O conceito de violência obstétrica não tem uma definição única, o que reflete as dificuldades em torno da sua caracterização fática. Segundo a OMS (Organização Mundial da Saúde, 2014), essa prática contempla "abusos verbais, restringir a presença de acompanhante, procedimentos médicos não consentidos, violação de privacidade, recusa em administrar analgésicos, violência física, entre outros". Assim, esse tipo de violência não contempla somente as lesões ocorridas durante o parto, mas também o pré-natal, o trabalho de parto, o parto e o pós-parto. Nesse sentido, os abusos podem ser derivados tanto nos excessos físicos, como se verifica na manobra de Kristeller [1]; verbais, quando ocorre a prática de xingamentos ou ameaças a parturientes; e institucionais, quando se verifica a recusa de assistência médica e leitos disponíveis (VELOSO; SERRA, 2016). Há também um tipo de violência obstétrica que se caracteriza pela violação à integridade sexual da parturiente. Nesse quadro, até mesmo o aborto nos casos previstos em lei, conforme o rol estabelecido no artigo 128, I e II do Código Penal, quando negado, configura-se como violência obstétrica por não levar em consideração o risco a vida da mulher e o descumprimento de um direito.

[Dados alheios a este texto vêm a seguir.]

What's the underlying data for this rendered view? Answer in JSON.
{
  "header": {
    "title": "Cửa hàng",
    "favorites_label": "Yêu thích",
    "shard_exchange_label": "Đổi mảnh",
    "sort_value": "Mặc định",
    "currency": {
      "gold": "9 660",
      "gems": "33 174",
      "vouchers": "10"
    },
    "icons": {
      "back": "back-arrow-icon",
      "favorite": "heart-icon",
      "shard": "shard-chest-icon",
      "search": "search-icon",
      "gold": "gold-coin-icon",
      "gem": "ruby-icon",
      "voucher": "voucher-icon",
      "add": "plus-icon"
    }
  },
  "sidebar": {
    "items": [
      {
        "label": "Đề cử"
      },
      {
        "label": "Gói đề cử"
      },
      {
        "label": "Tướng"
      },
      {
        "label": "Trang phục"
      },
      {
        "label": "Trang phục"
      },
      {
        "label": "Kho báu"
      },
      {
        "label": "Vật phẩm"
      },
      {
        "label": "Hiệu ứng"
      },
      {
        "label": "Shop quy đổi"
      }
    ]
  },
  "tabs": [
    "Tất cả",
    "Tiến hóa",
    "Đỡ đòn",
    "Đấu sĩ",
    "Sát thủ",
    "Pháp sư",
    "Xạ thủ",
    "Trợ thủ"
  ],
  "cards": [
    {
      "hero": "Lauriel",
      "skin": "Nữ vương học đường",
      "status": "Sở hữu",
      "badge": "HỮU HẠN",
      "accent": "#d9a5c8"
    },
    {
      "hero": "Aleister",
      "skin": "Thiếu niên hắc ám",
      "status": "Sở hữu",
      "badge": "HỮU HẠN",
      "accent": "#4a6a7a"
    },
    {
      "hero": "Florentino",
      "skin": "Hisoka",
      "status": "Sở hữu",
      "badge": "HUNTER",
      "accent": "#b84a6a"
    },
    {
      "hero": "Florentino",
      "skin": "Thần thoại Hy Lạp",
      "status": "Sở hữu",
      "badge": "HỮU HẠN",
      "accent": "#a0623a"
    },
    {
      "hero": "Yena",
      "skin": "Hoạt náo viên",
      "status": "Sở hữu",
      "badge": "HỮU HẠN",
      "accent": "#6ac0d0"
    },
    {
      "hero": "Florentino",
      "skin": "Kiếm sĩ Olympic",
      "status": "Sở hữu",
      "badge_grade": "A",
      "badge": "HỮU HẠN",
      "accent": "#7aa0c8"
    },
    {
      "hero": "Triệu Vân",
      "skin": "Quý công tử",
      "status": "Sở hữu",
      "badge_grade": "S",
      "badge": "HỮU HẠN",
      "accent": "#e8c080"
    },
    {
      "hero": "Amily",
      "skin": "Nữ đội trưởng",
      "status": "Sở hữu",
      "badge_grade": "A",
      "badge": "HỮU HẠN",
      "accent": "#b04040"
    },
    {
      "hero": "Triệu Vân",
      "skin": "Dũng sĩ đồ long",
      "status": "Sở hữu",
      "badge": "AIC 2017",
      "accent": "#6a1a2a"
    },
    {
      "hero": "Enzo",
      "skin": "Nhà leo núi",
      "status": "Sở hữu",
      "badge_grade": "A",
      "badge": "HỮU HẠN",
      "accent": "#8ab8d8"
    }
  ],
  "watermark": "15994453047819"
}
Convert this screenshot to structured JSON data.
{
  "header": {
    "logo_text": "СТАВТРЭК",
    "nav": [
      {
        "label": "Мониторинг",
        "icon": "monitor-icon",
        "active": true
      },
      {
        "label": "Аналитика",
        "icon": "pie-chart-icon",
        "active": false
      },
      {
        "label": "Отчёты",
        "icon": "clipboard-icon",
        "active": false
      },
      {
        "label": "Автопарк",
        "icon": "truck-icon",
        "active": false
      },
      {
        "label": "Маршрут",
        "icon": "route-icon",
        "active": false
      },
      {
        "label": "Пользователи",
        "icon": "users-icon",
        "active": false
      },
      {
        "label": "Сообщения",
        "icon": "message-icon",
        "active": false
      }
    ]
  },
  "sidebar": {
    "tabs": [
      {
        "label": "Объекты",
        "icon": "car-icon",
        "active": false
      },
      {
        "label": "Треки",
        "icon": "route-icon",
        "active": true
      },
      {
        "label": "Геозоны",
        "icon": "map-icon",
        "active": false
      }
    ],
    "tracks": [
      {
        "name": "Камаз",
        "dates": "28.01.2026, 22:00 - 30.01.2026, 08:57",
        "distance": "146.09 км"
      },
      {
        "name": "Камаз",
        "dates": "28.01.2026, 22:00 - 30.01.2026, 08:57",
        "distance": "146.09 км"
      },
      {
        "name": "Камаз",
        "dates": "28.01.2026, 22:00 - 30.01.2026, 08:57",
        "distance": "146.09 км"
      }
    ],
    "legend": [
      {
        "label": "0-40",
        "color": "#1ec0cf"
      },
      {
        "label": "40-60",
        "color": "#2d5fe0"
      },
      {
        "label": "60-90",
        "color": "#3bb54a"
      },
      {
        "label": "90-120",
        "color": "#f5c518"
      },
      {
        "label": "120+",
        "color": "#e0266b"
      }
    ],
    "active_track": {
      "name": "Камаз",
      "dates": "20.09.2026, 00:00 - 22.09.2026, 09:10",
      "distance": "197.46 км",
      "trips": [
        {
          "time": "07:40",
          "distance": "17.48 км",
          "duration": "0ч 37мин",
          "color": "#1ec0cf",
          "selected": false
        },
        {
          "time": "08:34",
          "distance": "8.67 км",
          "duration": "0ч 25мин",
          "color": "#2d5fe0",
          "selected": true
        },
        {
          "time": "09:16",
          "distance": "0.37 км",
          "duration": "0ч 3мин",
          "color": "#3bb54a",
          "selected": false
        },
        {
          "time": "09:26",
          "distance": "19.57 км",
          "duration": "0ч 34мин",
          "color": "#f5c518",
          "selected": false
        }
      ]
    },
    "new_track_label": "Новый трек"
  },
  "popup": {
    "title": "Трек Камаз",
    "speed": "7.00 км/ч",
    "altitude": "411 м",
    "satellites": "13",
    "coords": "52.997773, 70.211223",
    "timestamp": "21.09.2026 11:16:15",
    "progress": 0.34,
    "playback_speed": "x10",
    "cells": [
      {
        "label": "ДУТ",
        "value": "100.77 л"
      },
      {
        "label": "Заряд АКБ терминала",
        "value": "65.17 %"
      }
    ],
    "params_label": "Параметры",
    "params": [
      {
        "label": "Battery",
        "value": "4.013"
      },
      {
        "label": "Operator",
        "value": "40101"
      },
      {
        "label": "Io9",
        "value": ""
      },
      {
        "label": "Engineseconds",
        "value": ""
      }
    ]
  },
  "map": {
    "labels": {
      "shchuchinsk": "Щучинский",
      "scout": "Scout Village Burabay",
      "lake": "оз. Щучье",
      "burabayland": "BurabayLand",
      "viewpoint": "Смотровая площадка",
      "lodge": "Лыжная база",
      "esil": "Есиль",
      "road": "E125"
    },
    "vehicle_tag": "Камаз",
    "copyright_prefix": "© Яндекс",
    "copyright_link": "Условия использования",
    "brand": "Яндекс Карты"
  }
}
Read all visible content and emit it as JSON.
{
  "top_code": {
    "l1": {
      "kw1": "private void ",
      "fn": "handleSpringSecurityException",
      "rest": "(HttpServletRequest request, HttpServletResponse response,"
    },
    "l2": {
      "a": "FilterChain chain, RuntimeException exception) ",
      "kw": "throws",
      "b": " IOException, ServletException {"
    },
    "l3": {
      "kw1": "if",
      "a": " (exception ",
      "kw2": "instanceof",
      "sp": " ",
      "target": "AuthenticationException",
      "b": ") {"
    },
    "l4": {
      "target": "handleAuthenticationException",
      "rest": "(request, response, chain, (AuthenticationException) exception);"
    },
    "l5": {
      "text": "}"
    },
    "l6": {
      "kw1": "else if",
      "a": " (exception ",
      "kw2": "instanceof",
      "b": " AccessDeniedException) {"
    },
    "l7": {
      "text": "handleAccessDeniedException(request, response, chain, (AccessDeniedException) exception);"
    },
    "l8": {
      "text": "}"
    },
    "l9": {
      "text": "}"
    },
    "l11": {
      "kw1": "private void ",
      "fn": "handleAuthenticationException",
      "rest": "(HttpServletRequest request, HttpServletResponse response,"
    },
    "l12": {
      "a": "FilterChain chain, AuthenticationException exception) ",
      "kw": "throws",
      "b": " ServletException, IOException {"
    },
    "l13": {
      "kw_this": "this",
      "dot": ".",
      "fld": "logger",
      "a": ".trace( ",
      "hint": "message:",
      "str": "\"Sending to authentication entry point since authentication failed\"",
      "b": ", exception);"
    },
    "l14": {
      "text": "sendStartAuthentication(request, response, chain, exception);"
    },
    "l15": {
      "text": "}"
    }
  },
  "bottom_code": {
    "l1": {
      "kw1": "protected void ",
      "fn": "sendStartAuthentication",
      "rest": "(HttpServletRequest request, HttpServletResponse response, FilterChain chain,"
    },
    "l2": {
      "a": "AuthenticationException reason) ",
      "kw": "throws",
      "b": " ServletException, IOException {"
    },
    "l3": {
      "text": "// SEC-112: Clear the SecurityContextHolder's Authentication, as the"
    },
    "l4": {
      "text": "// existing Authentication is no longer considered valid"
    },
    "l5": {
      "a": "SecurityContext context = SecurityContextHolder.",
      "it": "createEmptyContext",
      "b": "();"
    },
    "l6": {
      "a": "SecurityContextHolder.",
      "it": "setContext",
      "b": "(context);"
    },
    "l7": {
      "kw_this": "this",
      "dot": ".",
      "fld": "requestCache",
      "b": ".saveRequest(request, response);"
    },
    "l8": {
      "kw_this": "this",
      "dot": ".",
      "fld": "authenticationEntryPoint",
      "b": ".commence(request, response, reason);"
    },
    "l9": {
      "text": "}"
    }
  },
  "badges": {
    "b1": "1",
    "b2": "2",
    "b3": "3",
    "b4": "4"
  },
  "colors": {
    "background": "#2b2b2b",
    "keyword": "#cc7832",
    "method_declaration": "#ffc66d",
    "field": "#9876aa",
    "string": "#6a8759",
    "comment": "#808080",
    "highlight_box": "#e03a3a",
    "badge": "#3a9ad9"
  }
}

Desse modo, muito embora ainda seja uma realidade invisibilizada do ponto de vista jurídico, dada a sua complexidade e ausência de regulamentação legal, a popularização das mídias sociais contribuiu para conferir notoriedade a alguns episódios [2] dessa prática violenta, como o caso do médico anestesista Giovanni Quintella Bezerra, amplamente divulgado na mídia, que praticou estupro com a paciente sob efeitos de anestésicos durante o procedimento de cesária. Desse modo, impõe-se a necessidade da formulação de uma agenda de discussão que contribua para o desenvolvimento de quadros normativos que visem à proteção integral da parturiente.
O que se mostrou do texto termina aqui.